Lucy Stone - Boston, MA
Posted by: neoc1
N 42° 21.496 W 071° 03.794
19T E 330086 N 4691617
A monument honoring Lucy Stone is located on the hallway wall outside Doric Hall in the Massachusetts State House at 24 Beacon Street, Boston, MA.
Waymark Code: WMWC0W
Location: Massachusetts, United States
Date Posted: 08/11/2017
Views: 1
The State House Women’s Leadership Project has commemorated Lucy Stone with a monument in the Massachusetts State House. She is one of six women, so honored, that have contributed to the government of the Commonwealth. A life size relief sculpture of Lucy Stone is presented within a circular opening near the bottom of a rectangular slab of green marble.

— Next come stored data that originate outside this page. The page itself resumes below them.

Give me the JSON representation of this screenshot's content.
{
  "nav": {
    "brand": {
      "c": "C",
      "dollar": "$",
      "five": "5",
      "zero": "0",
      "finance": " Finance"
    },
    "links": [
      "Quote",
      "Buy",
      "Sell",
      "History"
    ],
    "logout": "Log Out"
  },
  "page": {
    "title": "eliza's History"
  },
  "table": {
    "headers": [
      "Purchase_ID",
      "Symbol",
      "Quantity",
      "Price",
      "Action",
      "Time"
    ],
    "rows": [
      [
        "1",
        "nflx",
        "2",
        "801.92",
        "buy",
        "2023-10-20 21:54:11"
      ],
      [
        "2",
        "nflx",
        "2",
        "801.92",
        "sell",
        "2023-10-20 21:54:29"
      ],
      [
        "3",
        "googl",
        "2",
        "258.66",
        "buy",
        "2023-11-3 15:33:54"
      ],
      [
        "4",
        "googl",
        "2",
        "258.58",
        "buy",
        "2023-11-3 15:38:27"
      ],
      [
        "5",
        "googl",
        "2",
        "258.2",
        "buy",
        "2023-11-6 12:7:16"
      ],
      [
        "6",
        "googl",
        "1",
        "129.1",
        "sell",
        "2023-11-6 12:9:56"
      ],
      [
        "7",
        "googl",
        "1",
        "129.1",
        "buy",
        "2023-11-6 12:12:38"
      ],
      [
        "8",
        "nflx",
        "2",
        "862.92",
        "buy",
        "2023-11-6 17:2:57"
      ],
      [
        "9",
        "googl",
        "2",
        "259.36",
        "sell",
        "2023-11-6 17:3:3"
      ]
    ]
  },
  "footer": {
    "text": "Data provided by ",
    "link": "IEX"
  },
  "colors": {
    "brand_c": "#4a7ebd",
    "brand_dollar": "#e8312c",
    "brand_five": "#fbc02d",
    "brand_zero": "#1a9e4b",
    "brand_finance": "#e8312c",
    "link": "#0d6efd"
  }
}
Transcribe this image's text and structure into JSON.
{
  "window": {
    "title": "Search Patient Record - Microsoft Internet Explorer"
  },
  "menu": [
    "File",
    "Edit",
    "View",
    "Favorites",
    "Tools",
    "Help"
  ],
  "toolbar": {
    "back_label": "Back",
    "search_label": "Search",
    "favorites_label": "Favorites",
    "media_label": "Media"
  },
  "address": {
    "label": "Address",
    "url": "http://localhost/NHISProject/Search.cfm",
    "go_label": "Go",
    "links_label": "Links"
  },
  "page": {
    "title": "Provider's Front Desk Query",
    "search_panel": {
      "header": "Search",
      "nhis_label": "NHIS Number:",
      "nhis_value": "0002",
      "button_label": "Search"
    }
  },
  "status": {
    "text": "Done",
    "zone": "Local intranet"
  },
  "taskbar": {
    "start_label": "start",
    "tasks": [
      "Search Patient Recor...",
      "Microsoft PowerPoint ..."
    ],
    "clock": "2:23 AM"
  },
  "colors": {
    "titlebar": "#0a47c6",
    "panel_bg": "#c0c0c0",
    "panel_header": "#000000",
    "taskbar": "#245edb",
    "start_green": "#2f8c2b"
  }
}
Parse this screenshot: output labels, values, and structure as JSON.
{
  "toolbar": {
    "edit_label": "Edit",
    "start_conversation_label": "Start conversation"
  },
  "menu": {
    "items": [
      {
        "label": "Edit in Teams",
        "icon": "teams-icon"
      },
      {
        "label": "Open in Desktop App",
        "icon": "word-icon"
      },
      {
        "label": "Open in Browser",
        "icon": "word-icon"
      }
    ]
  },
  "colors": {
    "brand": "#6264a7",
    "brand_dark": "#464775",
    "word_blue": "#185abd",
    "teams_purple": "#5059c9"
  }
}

The top of the slab has the inscription:
IN EDUCATION, in marriage, in religion, in
everything, disappointment is the lot of
woman. it shall be the business of my life to
deepen that disappointment in every woman's
heart until she bows down to it no longer.
Speech to National Woman's Rights Convention, 1855
Above her sculpture is inscribed:
AND DO NOT TELL US
BEFORE WE ARE BORN EVEN,
THAT OUR PROVINCE IS TO
COOK DINNER, DARN STOCKINGS
AND SEW BUTTONS.
WE WANT RIGHTS.
{Sculpture}
LUCY STONE
The lower side frame of the monument has the her date of birth and death: 1818-1893
Lucy Stone was a prominent orator, abolitionist, and suffragist, and a vocal advocate and organizer promoting rights for women. She attended Oberlin College in Ohio and was the first woman from Massachusetts to earn a college degree. She was married to Henry B. Blackwell but retained her own name throughout her life.
She worked as a lecturer for the American Anti-Slavery Society. After the Civil War she became a strong advocate for women's suffrage and formed the Women's Suffrage Association of Boston. She founded and edited the Women's Journal, a weekly feminist magazine. Stone helped form the National Women's Rights Convention held October 23–24, 1850, in Worcester, MA. She also helped form the American Woman Suffrage Association, which built support for a woman suffrage Constitutional amendment by winning woman suffrage at the state and local levels.
The Massachusetts State House is open to the public Monday through Friday from 10 am to 4 pm. All visitors must enter through the General Hooker entrance.